EU votes to ban neonicotinoid pesticides
European Union member countries have voted to ban three neonicotinoid pesticides. Neonicotinoids have been linked to the decline of bees and other pollinators. Neonicotinoids will be banned from use in open fields by the end of 2018, but will still be permitted inside closed greenhouses.
The ban was welcomed by the Pesticide Action Network (statement here) and Friends of the Earth (statement here), while Greenpeace EU food policy adviser Franziska Achterberg said, “These three neonicotinoids are just the tip of the iceberg – there are many more pesticides out there, including other neonicotinoids, that are just as dangerous for bees and food production.” (full statement here).
Meanwhile, the UK’s National Farmers’ Union said, “The European Commission’s extension of the ban on the use of neonicotinoids to all outdoor crops is a regrettable decision that is not justified by the evidence” (full statement here).
Neonicotinoid manufacturers Bayer and Syngenta also oppose the decision.

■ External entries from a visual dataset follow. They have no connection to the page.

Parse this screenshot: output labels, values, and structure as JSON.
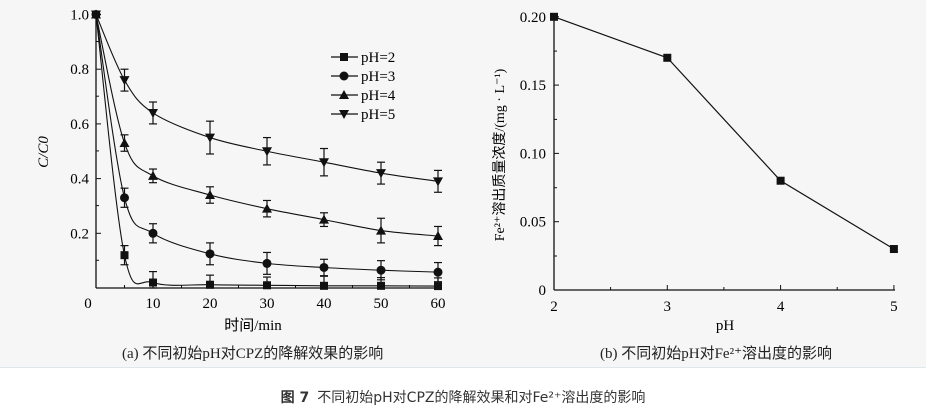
{
  "chart_data": [
    {
      "type": "line",
      "title": "(a) 不同初始pH对CPZ的降解效果的影响",
      "xlabel": "时间/min",
      "ylabel": "C/C0",
      "xlim": [
        0,
        60
      ],
      "ylim": [
        0,
        1.0
      ],
      "xticks": [
        0,
        10,
        20,
        30,
        40,
        50,
        60
      ],
      "yticks": [
        "0.2",
        "0.4",
        "0.6",
        "0.8",
        "1.0"
      ],
      "x": [
        0,
        5,
        10,
        20,
        30,
        40,
        50,
        60
      ],
      "legend": "top-right",
      "series": [
        {
          "name": "pH=2",
          "marker": "square",
          "values": [
            1,
            0.12,
            0.02,
            0.012,
            0.01,
            0.008,
            0.008,
            0.007
          ],
          "errors": [
            0,
            0.035,
            0.04,
            0.035,
            0.03,
            0.035,
            0.03,
            0.03
          ]
        },
        {
          "name": "pH=3",
          "marker": "circle",
          "values": [
            1,
            0.33,
            0.2,
            0.125,
            0.09,
            0.075,
            0.065,
            0.058
          ],
          "errors": [
            0,
            0.035,
            0.035,
            0.04,
            0.04,
            0.03,
            0.035,
            0.035
          ]
        },
        {
          "name": "pH=4",
          "marker": "triangle-up",
          "values": [
            1,
            0.53,
            0.41,
            0.34,
            0.29,
            0.25,
            0.21,
            0.19
          ],
          "errors": [
            0,
            0.03,
            0.025,
            0.03,
            0.03,
            0.025,
            0.045,
            0.035
          ]
        },
        {
          "name": "pH=5",
          "marker": "triangle-down",
          "values": [
            1,
            0.76,
            0.64,
            0.55,
            0.5,
            0.46,
            0.42,
            0.39
          ],
          "errors": [
            0,
            0.04,
            0.04,
            0.06,
            0.05,
            0.05,
            0.04,
            0.04
          ]
        }
      ]
    },
    {
      "type": "line",
      "title": "(b) 不同初始pH对Fe²⁺溶出度的影响",
      "xlabel": "pH",
      "ylabel": "Fe²⁺溶出质量浓度/(mg · L⁻¹)",
      "xlim": [
        2,
        5
      ],
      "ylim": [
        0,
        0.2
      ],
      "xticks": [
        "2",
        "3",
        "4",
        "5"
      ],
      "yticks": [
        "0",
        "0.05",
        "0.10",
        "0.15",
        "0.20"
      ],
      "series": [
        {
          "name": "Fe2+",
          "marker": "square",
          "x": [
            2,
            3,
            4,
            5
          ],
          "values": [
            0.2,
            0.17,
            0.08,
            0.03
          ]
        }
      ]
    }
  ],
  "figure_caption": {
    "label": "图 7",
    "text": "不同初始pH对CPZ的降解效果和对Fe²⁺溶出度的影响"
  }
}
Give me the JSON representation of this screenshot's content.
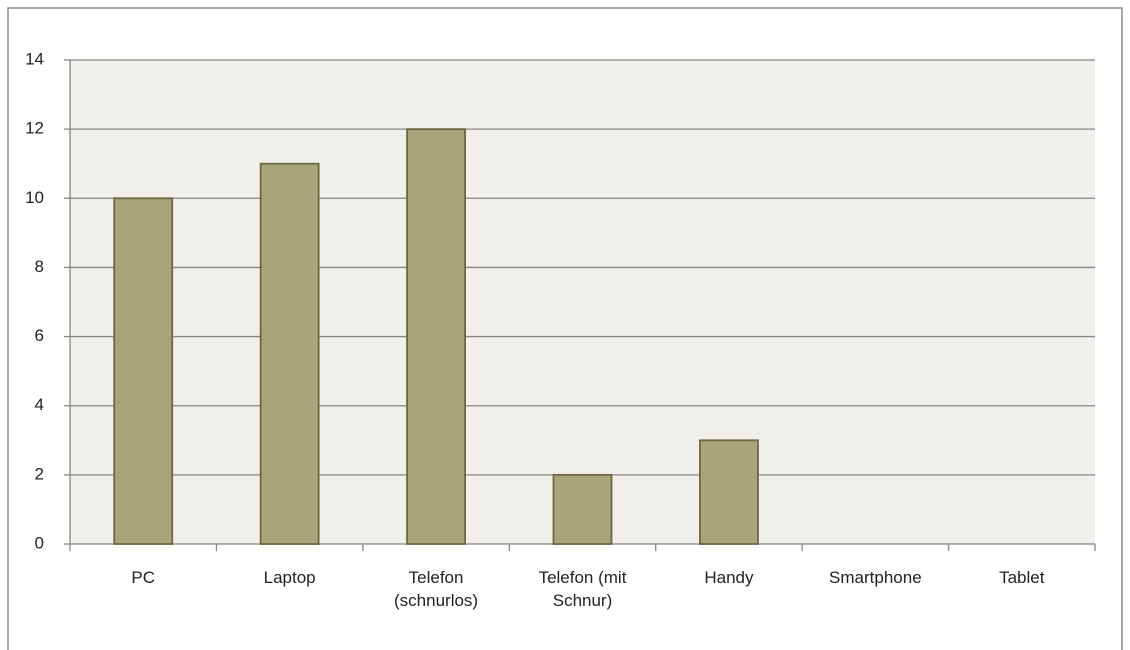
{
  "chart_data": {
    "type": "bar",
    "categories": [
      "PC",
      "Laptop",
      "Telefon (schnurlos)",
      "Telefon (mit Schnur)",
      "Handy",
      "Smartphone",
      "Tablet"
    ],
    "values": [
      10,
      11,
      12,
      2,
      3,
      0,
      0
    ],
    "color": "#a8a57a",
    "ylim": [
      0,
      14
    ],
    "yticks": [
      0,
      2,
      4,
      6,
      8,
      10,
      12,
      14
    ],
    "grid": true
  }
}
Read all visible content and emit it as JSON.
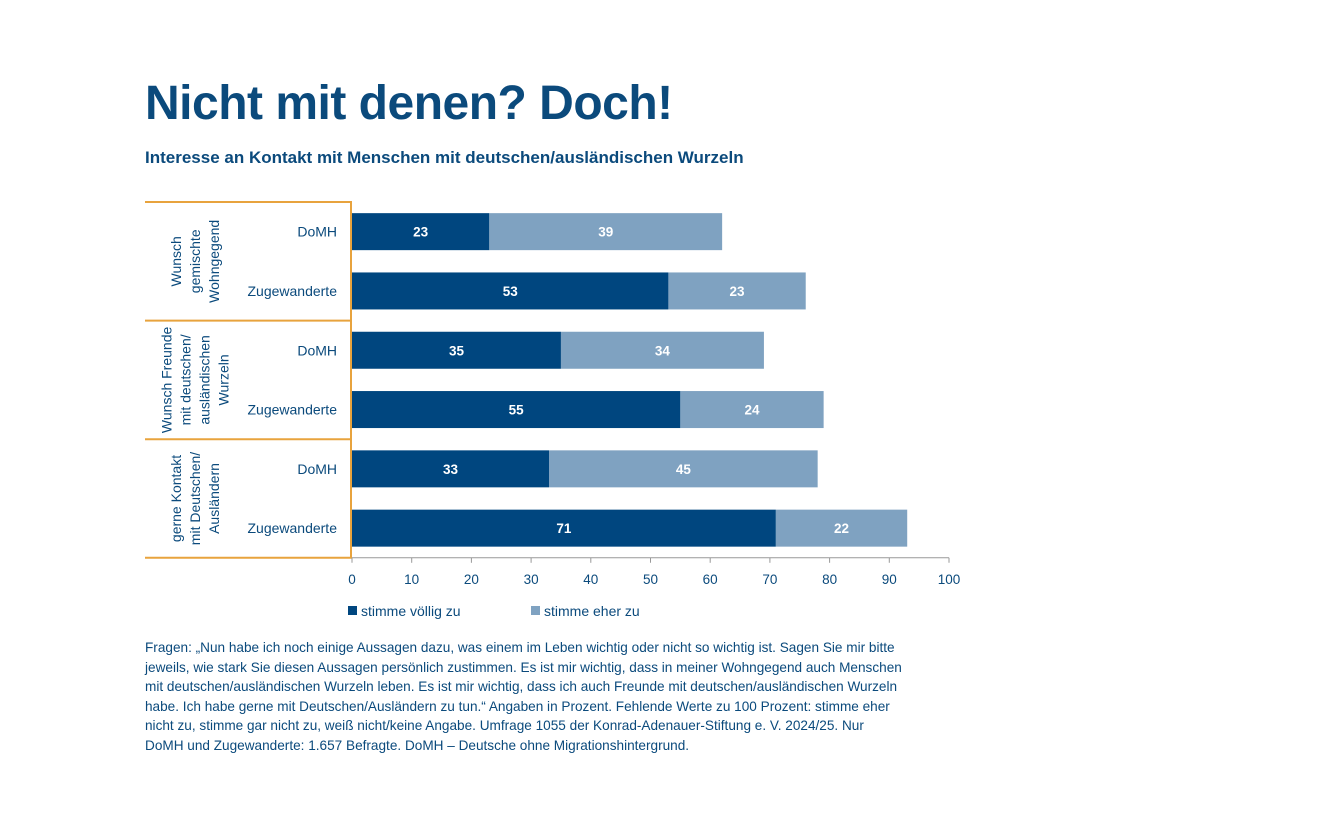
{
  "title": "Nicht mit denen? Doch!",
  "subtitle": "Interesse an Kontakt mit Menschen mit deutschen/ausländischen Wurzeln",
  "colors": {
    "dark": "#00467f",
    "light": "#7fa2c1",
    "group_border": "#e8a33d",
    "text": "#0b4a7c"
  },
  "chart_data": {
    "type": "bar",
    "orientation": "horizontal",
    "stacked": true,
    "groups": [
      {
        "label_lines": [
          "Wunsch",
          "gemischte",
          "Wohngegend"
        ],
        "rows": [
          "DoMH",
          "Zugewanderte"
        ]
      },
      {
        "label_lines": [
          "Wunsch Freunde",
          "mit deutschen/",
          "ausländischen",
          "Wurzeln"
        ],
        "rows": [
          "DoMH",
          "Zugewanderte"
        ]
      },
      {
        "label_lines": [
          "gerne Kontakt",
          "mit Deutschen/",
          "Ausländern"
        ],
        "rows": [
          "DoMH",
          "Zugewanderte"
        ]
      }
    ],
    "categories": [
      "DoMH",
      "Zugewanderte",
      "DoMH",
      "Zugewanderte",
      "DoMH",
      "Zugewanderte"
    ],
    "series": [
      {
        "name": "stimme völlig zu",
        "values": [
          23,
          53,
          35,
          55,
          33,
          71
        ]
      },
      {
        "name": "stimme eher zu",
        "values": [
          39,
          23,
          34,
          24,
          45,
          22
        ]
      }
    ],
    "xlim": [
      0,
      100
    ],
    "xticks": [
      0,
      10,
      20,
      30,
      40,
      50,
      60,
      70,
      80,
      90,
      100
    ],
    "grid": false,
    "legend": "bottom"
  },
  "note_lines": [
    "Fragen: „Nun habe ich noch einige Aussagen dazu, was einem im Leben wichtig oder nicht so wichtig ist. Sagen Sie mir bitte",
    "jeweils, wie stark Sie diesen Aussagen persönlich zustimmen. Es ist mir wichtig, dass in meiner Wohngegend auch Menschen",
    "mit deutschen/ausländischen Wurzeln leben. Es ist mir wichtig, dass ich auch Freunde mit deutschen/ausländischen Wurzeln",
    "habe. Ich habe gerne mit Deutschen/Ausländern zu tun.“ Angaben in Prozent. Fehlende Werte zu 100 Prozent: stimme eher",
    "nicht zu, stimme gar nicht zu, weiß nicht/keine Angabe. Umfrage 1055 der Konrad-Adenauer-Stiftung e. V. 2024/25. Nur",
    "DoMH und Zugewanderte: 1.657 Befragte. DoMH – Deutsche ohne Migrationshintergrund."
  ]
}
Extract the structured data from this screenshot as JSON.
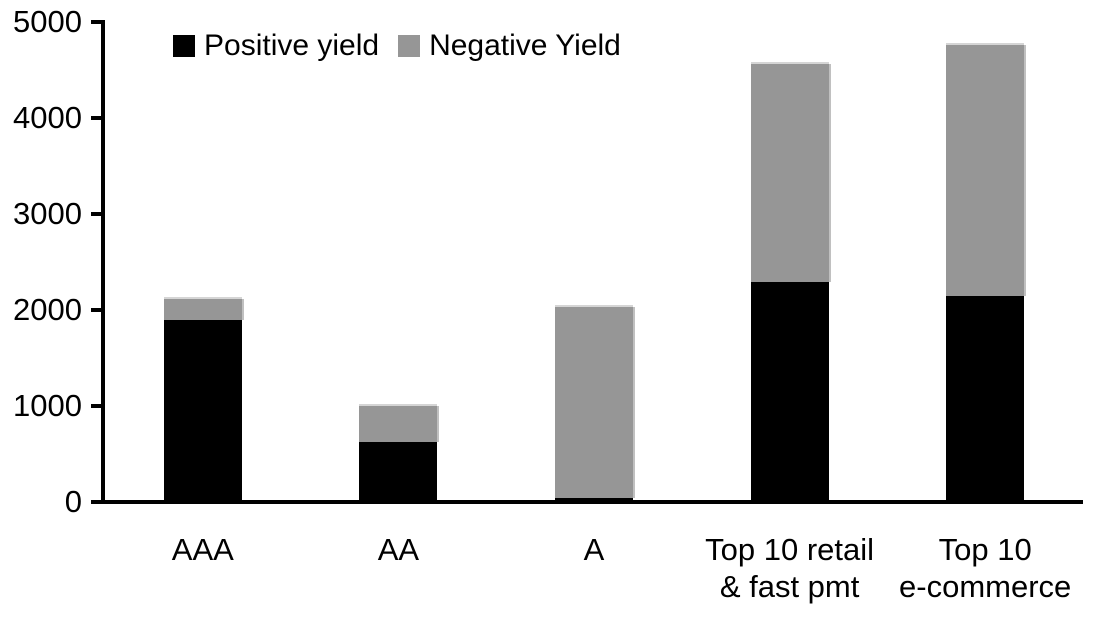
{
  "chart_data": {
    "type": "bar",
    "stacked": true,
    "title": "",
    "xlabel": "",
    "ylabel": "",
    "categories": [
      "AAA",
      "AA",
      "A",
      "Top 10 retail\n& fast pmt",
      "Top 10\ne-commerce"
    ],
    "series": [
      {
        "name": "Positive yield",
        "color": "#000000",
        "values": [
          1900,
          620,
          40,
          2290,
          2150
        ]
      },
      {
        "name": "Negative Yield",
        "color": "#969696",
        "values": [
          220,
          380,
          1990,
          2270,
          2610
        ]
      }
    ],
    "totals": [
      2120,
      1000,
      2030,
      4560,
      4760
    ],
    "ylim": [
      0,
      5000
    ],
    "yticks": [
      0,
      1000,
      2000,
      3000,
      4000,
      5000
    ],
    "grid": false,
    "legend_position": "top",
    "background_color": "#ffffff",
    "text_color": "#000000"
  }
}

Bayer said, “The decision will further reduce European farmers' ability to tackle important pests, for many of which there are no alternative treatments available” (full statement here), while Syngenta said “The evidence clearly shows that neonicotinoids pose a minimum threat to bee health compared to a lack of food, diseases and cold weather” (full statement here).
Prof David Goulson, Professor of Biology at the University of Sussex, welcomed the decision, saying, “There is abundant evidence from lab and field studies that neonicotinoids are harmful to bees, and a growing body of evidence linking them to declines of butterflies, aquatic insects and insect-eating birds.” Prof Nigel Raine, Rebanks Family Chair in Pollinator Conservation at the University of Guelph said, “Pesticide regulation is a balancing act between unintended consequences of their use for non-target organisms (including pollinators) and giving farmers the tools they need to control crop pests.” See more here.
See also the Foodsource resource How do food systems affect land-use and biodiversity?
Europe is the world's second-smallest continent by surface area, covering just over 10 million square kilometres or 6.8% of the global land area, but it is the third-most populous continent after Asia and Africa, with a population of around 740 million people or about 11% of the world's population. Its climate is heavily affected by warm Atlantic currents that temper winters and summers on much of the continent. In the European Union, farmers represent only 4.7% of the working population, yet manage nearly half of its land area.